Conventional, positive-refractive-index lenses create images by capturing the light waves emitted by an object and then bending them. However, objects also emit "evanescent" waves that contain a lot of information at very small scales about the object. These waves are much harder to measure because they decay exponentially and never reach the image plane -- a threshold in optics known as the diffraction limit.

In 2000, John Pendry of Imperial College in London suggested that a material with a negative refractive index -- that is, one that bends light in the opposite direction to an ordinary material -- could capture and "refocus" these evanescent waves. This idea of a perfect lens or "superlens" came over 30 years after Russian physicist Victor Veselago first speculated that negative index materials could exist. In such a superlens, electromagnetic waves that reach the surface of a negative refraction lens excite a collective movement of surface waves, such as electric oscillations -- also known as "surface plasmons". This process enhances and recovers the evanescent waves.

In 2003, Zhang's group showed that optical evanescent waves could indeed be enhanced as they passed through a silver superlens. Now they have taken this work one step further and have imaged objects as small as 40-nm across with their superlens, which is just 35-nm thick (see figure). In contrast, current optical microscopes can only resolve objects down to around 400-nm, which is about one tenth the diameter of a red blood cell.
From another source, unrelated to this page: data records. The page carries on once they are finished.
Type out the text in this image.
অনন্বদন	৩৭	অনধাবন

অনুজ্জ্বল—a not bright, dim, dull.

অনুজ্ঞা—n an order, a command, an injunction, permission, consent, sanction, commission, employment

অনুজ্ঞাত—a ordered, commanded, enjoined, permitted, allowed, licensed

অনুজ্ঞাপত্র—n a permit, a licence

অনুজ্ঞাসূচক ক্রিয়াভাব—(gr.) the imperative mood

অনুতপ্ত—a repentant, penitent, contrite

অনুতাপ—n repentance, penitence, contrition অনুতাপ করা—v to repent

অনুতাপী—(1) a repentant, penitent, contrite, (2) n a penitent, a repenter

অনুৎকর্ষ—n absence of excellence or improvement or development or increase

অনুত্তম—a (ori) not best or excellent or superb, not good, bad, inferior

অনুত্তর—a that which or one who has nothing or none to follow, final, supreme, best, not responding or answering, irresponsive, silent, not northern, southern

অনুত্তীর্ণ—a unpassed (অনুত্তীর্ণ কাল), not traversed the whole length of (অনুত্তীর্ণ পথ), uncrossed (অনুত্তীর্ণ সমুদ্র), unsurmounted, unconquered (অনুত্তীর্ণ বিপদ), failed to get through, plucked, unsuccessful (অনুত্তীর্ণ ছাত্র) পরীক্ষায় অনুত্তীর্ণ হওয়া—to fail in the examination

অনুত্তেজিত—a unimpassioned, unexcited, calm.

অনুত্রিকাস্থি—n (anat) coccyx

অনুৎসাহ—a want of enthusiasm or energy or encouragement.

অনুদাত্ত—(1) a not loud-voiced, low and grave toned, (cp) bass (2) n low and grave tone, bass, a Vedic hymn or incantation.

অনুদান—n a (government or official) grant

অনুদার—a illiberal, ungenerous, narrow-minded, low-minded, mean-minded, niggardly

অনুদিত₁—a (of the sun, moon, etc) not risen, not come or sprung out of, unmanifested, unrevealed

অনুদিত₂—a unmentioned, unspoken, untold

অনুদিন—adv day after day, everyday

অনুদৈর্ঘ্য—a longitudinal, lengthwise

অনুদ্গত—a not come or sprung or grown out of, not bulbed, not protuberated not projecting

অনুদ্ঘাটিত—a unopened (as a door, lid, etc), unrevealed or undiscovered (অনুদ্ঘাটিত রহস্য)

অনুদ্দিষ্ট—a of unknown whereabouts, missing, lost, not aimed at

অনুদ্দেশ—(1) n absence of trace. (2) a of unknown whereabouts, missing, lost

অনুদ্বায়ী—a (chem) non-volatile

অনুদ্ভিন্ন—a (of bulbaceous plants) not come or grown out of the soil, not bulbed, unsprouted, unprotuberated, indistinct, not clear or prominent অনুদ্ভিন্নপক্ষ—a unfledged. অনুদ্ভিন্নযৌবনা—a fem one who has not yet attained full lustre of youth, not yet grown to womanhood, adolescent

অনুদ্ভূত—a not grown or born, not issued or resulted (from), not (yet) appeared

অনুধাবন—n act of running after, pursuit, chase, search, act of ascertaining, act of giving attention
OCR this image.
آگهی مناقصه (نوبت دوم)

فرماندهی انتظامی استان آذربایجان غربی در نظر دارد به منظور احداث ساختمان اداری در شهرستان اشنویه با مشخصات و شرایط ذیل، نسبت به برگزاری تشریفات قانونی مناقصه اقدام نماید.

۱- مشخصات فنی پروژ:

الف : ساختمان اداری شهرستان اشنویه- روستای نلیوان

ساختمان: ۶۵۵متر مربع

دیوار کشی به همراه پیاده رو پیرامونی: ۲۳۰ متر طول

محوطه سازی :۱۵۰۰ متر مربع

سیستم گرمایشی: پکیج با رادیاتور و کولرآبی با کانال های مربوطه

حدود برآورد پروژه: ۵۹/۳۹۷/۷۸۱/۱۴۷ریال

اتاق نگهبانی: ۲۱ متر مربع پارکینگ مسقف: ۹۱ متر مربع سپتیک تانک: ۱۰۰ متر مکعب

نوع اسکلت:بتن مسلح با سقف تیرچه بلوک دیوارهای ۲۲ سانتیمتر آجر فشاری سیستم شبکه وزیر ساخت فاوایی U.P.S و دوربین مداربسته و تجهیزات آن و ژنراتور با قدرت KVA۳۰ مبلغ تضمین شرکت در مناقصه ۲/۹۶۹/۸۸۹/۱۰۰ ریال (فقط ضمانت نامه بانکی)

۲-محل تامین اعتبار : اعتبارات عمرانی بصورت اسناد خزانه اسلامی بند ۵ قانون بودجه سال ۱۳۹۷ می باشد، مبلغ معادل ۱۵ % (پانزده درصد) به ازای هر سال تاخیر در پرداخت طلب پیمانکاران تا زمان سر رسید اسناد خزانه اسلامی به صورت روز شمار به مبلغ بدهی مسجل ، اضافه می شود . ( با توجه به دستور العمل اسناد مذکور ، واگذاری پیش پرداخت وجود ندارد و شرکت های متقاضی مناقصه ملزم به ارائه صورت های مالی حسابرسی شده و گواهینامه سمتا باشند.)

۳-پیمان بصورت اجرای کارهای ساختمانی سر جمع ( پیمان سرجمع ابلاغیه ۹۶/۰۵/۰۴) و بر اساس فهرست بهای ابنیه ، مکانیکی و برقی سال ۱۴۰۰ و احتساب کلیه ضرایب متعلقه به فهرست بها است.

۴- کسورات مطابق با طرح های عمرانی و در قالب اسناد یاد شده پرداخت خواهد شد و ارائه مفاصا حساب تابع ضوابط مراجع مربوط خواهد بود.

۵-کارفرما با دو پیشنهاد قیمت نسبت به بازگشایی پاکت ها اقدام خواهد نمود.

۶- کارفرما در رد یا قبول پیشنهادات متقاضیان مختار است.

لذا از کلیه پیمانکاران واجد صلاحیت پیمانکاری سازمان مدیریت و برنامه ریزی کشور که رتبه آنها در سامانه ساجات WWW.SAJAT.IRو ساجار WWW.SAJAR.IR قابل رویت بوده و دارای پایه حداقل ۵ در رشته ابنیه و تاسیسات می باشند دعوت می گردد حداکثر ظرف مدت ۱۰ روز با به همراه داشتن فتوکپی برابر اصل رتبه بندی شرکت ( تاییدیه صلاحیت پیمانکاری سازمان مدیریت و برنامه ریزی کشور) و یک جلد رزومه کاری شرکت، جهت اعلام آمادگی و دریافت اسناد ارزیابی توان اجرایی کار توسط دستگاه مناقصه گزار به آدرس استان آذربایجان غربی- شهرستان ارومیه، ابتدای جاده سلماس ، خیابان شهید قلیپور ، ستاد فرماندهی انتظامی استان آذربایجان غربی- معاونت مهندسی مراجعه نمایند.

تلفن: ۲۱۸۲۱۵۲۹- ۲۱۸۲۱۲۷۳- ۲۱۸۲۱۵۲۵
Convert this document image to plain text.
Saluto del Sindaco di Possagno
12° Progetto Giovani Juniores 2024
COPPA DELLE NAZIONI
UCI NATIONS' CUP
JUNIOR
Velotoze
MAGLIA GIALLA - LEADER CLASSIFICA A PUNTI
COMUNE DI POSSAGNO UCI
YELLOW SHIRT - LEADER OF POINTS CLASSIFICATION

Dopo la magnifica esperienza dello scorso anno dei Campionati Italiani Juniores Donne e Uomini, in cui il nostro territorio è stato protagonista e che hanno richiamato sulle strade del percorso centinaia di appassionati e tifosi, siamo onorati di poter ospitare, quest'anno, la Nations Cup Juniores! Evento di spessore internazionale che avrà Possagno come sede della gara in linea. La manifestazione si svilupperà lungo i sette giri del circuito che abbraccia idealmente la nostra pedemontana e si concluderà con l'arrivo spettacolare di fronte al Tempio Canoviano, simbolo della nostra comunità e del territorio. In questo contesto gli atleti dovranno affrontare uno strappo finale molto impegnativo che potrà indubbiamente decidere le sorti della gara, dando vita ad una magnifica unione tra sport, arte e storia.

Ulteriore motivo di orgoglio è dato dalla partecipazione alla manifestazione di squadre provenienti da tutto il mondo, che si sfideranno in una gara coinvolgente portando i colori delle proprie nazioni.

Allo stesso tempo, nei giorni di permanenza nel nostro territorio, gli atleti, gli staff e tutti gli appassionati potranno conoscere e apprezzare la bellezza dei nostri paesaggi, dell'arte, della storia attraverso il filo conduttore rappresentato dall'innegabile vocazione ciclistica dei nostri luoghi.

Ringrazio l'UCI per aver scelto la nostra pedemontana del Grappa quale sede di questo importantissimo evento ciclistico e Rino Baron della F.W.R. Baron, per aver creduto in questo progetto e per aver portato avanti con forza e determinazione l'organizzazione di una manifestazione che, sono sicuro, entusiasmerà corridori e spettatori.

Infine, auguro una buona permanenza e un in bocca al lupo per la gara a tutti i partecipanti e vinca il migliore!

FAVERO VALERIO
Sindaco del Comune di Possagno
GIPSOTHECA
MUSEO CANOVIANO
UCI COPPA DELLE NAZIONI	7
"Our work provides a new imaging method that can beat the optical diffraction limit and that has tremendous potential to revolutionize a wide range of technologies," says Zhang. These include detailed biomedical imaging in real-time and in vivo, optical lithography to make higher density electronic circuits and faster fibre-optic communications.

"This paper represents a very critical step forward," David Smith of Duke University in the US told PhysicsWeb. "It provides confirmation of Pendry’s original conjecture that a negative refractive element can focus near-fields and demonstrates clearly that evanescent refocusing occurs to create an image."

"The work is a remarkable accomplishment," says Pendry. "Although superlensing has previously been demonstrated at microwave frequencies, this is the first true super resolution at optical frequencies -- where the greatest rewards in terms of applications are to be had. I am extremely pleased with this result."